Court Opinion

ID: 9467111
Source: CourtListenerOpinion
Date Created: 2023-08-05 01:38:53.713907+00
Date Added: 2024-06-11T17:40:10.109290
License: Public Domain

PREGERSON, Circuit Judge
(dissenting):
Following two days of trial testimony on April 16 and 17, 1979, the court reconvened on the morning of April 18 for argument by counsel and for the court’s jury instructions. The jury began its deliberations at approximately 11:30 a. m. Working through the lunch hour, the jury continued to deliberate until approximately 2:30 or 3:00 p. m. At that time, counsel were summoned to return to the court. The trial judge did not inform counsel why they were being summoned, but brought the jury into the courtroom and then, in the presence of counsel, read a note from the jury to the effect that the jury was deadlocked. At that point, without consultation or consent of the defendant or his counsel, the trial court, sua sponte, discharged the jury and declared a mistrial.
I am unable to conclude that the trial court exercised the “sound discretion” that Arizona v. Washington, 434 U.S. 497, 516, 98 S.Ct. 824, 835-836, 54 L.Ed.2d 717 (1978), requires before mistrials are declared. Moreover, I am unable to say that “manifest necessity” for the mistrial existed or that “careful consideration [was accorded defendant’s] interest in having the trial concluded in a single proceeding.” 434 U.S. at 516-17, 98 S.Ct. at 835. The hour was not late, the jurors had not deliberated very long, the trial had taken the better part of two days, and there was no apparent confusion as to either the facts or the law on the part of the jurors.1 Accordingly, I respectfully dissent.

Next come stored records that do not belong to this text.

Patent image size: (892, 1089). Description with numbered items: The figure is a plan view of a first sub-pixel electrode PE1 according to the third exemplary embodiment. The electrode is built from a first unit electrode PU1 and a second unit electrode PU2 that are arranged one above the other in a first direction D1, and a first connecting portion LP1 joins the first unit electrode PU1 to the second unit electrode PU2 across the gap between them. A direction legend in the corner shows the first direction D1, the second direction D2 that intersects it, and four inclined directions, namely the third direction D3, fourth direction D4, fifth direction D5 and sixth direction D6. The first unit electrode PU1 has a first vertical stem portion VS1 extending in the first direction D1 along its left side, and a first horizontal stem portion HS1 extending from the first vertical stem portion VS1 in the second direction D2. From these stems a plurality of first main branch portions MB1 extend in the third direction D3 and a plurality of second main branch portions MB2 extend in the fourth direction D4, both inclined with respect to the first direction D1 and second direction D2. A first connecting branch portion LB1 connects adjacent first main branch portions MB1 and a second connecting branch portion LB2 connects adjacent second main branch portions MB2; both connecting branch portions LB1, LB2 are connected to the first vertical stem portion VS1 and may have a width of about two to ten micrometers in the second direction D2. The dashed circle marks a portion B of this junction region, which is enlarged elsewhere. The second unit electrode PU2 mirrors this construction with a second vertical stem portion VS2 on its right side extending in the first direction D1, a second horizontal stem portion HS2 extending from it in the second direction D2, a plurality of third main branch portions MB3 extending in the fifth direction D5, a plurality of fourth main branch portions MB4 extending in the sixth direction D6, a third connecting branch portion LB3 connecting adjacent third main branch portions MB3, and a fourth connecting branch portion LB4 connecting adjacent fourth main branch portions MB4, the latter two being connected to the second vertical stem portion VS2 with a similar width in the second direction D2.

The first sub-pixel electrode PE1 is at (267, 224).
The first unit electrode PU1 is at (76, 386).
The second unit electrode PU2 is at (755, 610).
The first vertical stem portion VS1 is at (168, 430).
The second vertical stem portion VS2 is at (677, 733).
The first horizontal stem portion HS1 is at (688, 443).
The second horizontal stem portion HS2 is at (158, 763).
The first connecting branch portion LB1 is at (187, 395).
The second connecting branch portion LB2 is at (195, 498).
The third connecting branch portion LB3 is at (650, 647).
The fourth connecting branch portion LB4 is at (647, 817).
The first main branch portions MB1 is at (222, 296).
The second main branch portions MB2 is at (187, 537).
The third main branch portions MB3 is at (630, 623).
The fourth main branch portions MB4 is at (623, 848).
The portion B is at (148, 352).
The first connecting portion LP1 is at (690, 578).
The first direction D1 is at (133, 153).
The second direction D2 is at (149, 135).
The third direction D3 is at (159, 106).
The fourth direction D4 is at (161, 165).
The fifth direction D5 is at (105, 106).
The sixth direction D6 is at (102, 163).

. Cawley’s failure to object after the trial court, sua sponte, declared a mistrial does not preclude our consideration of this issue. Cf. Arnold v. McCarthy, 566 F.2d.1377, 1386-87 (9th Cir. 1978) (a timely objection is one of several factors useful in determining whether a judge has properly exercised his discretion to declare a deadlocked jury).